Restricted stock units are a type of company reward where employees are promised shares of stock, but they only fully own these shares after meeting certain conditions, like staying with the company for a set time. They matter because they can become valuable assets and are often used to motivate employees to help the company succeed.
RSUs financial
"Each RSU represents the Reporting Person's right to receive one share of Common Stock"
RSUs, or restricted stock units, are a form of company shares given to employees as part of their compensation. They are typically awarded with certain restrictions, such as a waiting period before they can be fully owned or sold, similar to earning a gift that becomes fully yours over time. For investors, RSUs can impact a company's stock offerings and reflect how much the company relies on stock-based incentives to attract and retain talent.
2020 Omnibus Incenctive Plan financial
"pursuant to the terms of an RSU agreement under the Sotera Health Company 2020 Omnibus Incenctive Plan"
vesting conditions financial
"Each RSU represents the Reporting Person's right to receive one share of Common Stock, subject to vesting conditions"
Vesting conditions are the rules that determine when someone earning company stock or stock options actually gains the right to keep or sell them, typically based on staying with the company for a set time or meeting performance targets. Think of it like keys that unlock gradually — some unlock by calendar date, others only after agreed milestones. Investors care because vesting shapes management incentives, the timing of share sales, and the number of shares that can enter the market, which can affect a company's valuation and ownership mix.
non-employee director financial
"subject to the Reporting Person's continued service as a non-employee director of the Issuer through such date"
FAQ
What insider transaction did Sotera Health (SHC) report for Kenneth D. Krause?
Sotera Health reported that director Kenneth D. Krause received a grant of 14,970 restricted stock units. These RSUs were awarded as equity compensation and will convert into shares of common stock if the vesting conditions tied to his continued board service are met.
When do Kenneth D. Krause’s Sotera Health (SHC) RSUs vest?
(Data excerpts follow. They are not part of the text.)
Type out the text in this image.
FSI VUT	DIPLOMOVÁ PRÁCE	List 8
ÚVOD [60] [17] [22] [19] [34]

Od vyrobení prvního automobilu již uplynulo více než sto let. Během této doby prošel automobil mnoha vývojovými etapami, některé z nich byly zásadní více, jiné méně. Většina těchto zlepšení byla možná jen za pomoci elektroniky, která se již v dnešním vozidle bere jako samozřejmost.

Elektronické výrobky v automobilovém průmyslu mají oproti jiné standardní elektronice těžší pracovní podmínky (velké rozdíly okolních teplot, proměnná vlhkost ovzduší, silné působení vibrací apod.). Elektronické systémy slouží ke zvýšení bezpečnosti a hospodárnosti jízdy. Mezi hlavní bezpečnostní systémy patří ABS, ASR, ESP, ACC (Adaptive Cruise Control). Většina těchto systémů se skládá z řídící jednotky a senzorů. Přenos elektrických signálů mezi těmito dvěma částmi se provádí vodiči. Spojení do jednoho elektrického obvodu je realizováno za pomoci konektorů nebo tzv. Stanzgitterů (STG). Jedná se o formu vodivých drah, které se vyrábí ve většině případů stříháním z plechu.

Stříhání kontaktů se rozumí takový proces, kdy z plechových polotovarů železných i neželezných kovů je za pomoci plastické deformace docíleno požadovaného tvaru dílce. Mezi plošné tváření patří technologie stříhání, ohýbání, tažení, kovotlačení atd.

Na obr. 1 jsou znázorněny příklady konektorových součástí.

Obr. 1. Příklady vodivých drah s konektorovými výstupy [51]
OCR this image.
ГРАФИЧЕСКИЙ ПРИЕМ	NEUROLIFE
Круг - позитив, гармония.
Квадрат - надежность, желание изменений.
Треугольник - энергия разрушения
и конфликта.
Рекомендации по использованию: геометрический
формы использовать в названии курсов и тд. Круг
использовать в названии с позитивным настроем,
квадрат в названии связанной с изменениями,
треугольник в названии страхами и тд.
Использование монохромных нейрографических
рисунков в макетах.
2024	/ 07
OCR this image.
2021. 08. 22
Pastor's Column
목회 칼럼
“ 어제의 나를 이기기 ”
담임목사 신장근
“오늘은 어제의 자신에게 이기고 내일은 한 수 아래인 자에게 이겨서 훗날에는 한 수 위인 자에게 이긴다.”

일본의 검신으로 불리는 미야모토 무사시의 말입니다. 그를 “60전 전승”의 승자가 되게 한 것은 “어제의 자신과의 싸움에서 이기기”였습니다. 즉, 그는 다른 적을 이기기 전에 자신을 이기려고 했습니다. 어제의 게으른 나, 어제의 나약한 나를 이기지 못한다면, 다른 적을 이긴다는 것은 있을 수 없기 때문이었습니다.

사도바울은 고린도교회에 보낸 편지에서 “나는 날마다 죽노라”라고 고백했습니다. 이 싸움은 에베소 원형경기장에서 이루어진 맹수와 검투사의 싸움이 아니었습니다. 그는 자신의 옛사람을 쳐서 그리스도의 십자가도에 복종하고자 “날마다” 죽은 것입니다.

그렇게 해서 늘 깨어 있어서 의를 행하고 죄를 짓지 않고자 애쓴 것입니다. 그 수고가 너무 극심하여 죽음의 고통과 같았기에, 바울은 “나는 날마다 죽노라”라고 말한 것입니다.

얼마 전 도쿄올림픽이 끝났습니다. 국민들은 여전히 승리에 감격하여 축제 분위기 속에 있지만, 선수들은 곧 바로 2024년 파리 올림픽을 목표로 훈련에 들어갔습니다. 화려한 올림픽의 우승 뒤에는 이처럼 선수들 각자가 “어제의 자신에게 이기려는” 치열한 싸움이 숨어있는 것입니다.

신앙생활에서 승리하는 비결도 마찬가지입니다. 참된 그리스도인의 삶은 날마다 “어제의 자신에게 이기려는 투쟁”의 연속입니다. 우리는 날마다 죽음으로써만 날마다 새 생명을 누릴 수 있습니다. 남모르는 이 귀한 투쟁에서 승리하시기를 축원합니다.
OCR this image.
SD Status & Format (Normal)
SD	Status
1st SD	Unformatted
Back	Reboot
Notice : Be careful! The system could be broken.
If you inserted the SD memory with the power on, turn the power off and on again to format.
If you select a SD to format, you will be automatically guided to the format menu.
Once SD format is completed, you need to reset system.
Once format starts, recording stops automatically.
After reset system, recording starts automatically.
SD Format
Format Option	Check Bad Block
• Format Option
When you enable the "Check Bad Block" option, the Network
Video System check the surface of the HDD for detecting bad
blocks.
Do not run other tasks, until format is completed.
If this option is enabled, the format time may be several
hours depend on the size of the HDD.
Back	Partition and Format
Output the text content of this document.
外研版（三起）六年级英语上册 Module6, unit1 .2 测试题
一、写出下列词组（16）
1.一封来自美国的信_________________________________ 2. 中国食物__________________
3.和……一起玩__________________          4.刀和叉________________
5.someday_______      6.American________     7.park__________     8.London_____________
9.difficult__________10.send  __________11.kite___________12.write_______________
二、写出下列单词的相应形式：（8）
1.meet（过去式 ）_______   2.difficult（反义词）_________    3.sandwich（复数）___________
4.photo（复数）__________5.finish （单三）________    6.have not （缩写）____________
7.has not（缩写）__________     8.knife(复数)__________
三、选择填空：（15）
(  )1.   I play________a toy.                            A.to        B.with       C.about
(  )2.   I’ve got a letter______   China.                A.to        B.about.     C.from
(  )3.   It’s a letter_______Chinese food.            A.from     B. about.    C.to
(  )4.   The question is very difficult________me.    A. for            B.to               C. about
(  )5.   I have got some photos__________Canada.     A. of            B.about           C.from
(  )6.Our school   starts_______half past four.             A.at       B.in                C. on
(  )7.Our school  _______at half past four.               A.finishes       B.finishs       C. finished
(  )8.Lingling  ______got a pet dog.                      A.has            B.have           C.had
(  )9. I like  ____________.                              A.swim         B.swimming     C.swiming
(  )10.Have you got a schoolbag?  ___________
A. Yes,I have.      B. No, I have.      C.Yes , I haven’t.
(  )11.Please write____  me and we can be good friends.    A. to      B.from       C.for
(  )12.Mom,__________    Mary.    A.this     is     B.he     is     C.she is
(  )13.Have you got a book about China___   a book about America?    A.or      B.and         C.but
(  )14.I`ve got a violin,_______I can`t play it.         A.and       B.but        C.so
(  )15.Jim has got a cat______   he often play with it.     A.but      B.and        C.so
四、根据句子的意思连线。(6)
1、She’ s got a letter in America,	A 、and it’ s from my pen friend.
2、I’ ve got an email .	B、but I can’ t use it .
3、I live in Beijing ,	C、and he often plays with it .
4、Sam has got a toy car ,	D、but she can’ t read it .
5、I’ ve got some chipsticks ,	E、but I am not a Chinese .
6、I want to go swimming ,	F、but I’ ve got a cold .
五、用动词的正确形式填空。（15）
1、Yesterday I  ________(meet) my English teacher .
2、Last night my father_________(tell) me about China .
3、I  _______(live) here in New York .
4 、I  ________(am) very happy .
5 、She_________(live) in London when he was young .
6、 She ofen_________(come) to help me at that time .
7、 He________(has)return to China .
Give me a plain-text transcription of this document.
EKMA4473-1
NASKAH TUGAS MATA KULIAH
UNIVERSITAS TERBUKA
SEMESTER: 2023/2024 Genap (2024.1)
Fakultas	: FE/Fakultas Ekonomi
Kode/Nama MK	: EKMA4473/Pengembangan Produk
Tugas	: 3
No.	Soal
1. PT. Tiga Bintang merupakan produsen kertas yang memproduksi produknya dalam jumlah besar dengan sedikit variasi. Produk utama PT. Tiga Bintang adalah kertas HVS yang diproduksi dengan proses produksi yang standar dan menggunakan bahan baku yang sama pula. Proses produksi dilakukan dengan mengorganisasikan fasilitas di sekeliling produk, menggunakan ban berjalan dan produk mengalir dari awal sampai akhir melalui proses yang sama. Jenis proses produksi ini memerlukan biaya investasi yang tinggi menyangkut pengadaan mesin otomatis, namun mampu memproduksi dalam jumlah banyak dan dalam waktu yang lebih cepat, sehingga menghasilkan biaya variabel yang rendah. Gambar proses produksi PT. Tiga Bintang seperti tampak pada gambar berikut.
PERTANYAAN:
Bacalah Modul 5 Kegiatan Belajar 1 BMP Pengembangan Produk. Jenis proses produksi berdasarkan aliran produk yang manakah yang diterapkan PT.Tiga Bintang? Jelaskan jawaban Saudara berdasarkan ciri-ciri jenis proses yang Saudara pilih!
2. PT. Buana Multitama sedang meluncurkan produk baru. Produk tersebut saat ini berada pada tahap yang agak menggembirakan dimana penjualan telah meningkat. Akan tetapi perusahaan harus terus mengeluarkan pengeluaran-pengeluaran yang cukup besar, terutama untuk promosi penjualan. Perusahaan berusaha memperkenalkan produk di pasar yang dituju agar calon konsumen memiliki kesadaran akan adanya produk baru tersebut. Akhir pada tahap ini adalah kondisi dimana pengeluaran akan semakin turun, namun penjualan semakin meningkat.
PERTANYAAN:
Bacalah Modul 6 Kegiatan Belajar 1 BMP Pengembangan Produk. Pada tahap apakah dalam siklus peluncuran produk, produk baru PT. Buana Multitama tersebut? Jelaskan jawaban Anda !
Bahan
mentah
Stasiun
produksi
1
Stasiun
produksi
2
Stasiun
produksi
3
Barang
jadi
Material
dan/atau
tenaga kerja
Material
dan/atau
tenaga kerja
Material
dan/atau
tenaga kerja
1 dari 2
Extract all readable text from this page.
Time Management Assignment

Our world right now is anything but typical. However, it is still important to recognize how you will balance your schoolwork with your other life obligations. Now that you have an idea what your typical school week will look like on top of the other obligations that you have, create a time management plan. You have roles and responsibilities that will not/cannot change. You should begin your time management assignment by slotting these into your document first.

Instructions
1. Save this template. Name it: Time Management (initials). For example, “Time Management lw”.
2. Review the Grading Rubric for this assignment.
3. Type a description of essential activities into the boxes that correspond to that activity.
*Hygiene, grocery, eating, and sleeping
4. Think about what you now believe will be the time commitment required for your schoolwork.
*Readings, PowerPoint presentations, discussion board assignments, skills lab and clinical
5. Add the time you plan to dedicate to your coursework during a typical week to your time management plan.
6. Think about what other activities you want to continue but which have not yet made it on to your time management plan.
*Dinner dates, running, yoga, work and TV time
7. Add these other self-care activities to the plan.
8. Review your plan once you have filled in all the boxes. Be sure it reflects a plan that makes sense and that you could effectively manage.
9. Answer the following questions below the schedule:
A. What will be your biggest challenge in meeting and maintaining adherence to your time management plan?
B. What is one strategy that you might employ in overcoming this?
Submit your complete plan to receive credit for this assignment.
The RSUs vest in full on the earlier of the first anniversary of the May 22, 2026 grant date or immediately before Sotera Health’s next regular annual shareholders meeting. Vesting requires Krause’s continued service as a non-employee director through the applicable vesting date.
What plan governs Kenneth D. Krause’s RSU award at Sotera Health (SHC)?
The RSU award was granted under the Sotera Health Company 2020 Omnibus Incentive Plan. This plan provides equity-based compensation, such as restricted stock units, to directors and other participants, aligning their interests with shareholders through share-based incentives instead of pure cash compensation.
Is Kenneth D. Krause’s Form 4 transaction in Sotera Health (SHC) an open-market purchase?
No, the Form 4 reports a grant-type acquisition coded as an award, not an open-market purchase. Krause paid no purchase price for the 14,970 RSUs; they were issued as compensation and will settle into shares only if the vesting requirements are satisfied.